REPUBLIKA.CO.ID, SOFIA -- Bulgaria menuduh perusahaan multinasional menjual makanan dengan kualitas lebih rendah di negara mereka daripada negara-negara lain di Eropa. Menteri Pertanian, Makanan, dan Kehutanan Bulgaria, Rumen Porozhanov, telah meluncurkan uji rasa dan mengirim para ahli untuk pembuktiannya.

"Pekan depan, kami akan membeli produk identik yang dijual di pasar Bulgaria dengan rantai besar di negara lain Eropa, kemudian memulai analisisnya," ujar Porozhanov.

Ia mengklaim perusahaan makanan menggunakan bahan berkualitas rendah untuk produk yang dijual di Eropa tengah dan timur, termasuk Bulgaria, dibandingkan yang dipasarkan di Jerman, Austria, dan Inggris. Produk yang termasuk dalam analisis Bulgarian Food Safety Agency adalah cokelat, susu, daging, minuman non-alkohol, jus, dan makanan bayi.
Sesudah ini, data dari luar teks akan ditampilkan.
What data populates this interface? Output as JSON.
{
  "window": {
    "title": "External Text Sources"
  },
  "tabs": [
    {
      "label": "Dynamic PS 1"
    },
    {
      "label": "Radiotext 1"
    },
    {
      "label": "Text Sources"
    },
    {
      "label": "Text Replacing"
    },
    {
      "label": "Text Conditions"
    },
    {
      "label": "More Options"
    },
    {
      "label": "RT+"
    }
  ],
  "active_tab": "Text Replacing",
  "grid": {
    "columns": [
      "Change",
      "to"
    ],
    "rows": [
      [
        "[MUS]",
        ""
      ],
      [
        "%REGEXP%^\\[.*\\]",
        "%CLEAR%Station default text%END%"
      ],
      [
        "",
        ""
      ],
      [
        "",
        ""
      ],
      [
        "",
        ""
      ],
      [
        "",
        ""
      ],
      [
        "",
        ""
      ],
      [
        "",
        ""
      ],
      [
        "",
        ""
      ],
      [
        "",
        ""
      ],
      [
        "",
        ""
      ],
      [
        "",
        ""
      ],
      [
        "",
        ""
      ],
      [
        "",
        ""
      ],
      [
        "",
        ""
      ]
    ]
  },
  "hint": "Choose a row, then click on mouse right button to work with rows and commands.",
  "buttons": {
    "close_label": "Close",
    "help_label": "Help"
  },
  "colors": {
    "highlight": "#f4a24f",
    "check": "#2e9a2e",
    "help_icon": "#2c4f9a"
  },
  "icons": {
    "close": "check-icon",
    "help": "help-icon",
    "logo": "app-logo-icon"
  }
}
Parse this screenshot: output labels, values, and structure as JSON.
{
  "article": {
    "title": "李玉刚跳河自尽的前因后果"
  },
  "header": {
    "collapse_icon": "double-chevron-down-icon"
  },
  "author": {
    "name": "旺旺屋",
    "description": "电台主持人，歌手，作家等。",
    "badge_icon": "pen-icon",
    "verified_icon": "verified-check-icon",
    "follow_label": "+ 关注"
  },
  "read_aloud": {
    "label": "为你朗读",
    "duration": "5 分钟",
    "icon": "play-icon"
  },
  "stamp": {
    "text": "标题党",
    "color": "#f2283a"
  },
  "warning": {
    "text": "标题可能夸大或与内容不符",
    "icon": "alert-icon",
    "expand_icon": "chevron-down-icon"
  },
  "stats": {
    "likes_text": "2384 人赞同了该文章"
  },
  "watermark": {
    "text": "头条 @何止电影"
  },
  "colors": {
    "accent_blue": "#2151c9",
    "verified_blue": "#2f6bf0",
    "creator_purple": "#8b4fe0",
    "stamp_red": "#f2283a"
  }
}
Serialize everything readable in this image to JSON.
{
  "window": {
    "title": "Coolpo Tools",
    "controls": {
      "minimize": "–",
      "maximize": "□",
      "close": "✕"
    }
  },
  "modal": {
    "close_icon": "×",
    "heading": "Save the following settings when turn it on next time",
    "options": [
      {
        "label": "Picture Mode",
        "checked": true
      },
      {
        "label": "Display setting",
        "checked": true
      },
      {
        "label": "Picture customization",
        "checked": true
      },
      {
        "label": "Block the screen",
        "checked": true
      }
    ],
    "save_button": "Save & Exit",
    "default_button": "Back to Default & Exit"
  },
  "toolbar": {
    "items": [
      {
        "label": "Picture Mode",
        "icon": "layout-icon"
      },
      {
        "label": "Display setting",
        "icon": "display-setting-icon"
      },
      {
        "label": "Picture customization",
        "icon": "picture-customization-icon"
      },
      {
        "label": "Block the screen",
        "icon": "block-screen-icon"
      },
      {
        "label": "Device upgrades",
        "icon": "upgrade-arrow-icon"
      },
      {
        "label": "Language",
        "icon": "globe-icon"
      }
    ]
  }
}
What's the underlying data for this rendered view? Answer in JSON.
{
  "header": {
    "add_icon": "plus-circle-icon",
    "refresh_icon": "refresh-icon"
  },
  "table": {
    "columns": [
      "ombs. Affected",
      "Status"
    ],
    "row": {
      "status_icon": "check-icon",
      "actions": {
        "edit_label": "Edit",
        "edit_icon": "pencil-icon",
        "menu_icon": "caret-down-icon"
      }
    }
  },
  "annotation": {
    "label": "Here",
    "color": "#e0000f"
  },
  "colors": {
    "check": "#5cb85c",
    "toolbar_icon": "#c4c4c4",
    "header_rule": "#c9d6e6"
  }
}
Perdana Menteri Bulgaria yang baru terpilih, Boyko Borissov, menduga adanya perbedaan kualitas itu sebagai warisan perang dingin. Ia menyebut hal itu menghina dan tidak dapat diterima, dalam komentar yang ia lontarkan kepada wartawan usai pertemuan khusus kabinet Bulgaria.

"Mungkin ini sisa-sisa apartheid. Untuk beberapa bangsa, makanan harus berkualitas lebih tinggi dan untuk yang lain, di Eropa Timur, dengan kualitas lebih rendah," ungkap Borissov.

Tidak jelas bukti apa yang mungkin ada di balik klaim Bulgaria. Saat diminta memberikan penjelasan, juru bicara Lembaga Keamanan Pangan Bulgaria mengatakan masih mengumpulkan sampel untuk melakukan penelitian dan hasil penelitian baru tersedia sekitar 30 Juni.

Keluhan tersebut mengikuti tuduhan serupa dari pemerintah Hungaria, Republik Ceko, dan Slovakia. Februari silam, otoritas keamanan makanan Hungaria mengungkap temuan bahwa Nutella yang dijual di supermarket Hungaria tidak sebaik merek sama di Austria, dilansir dari laman The Guardian.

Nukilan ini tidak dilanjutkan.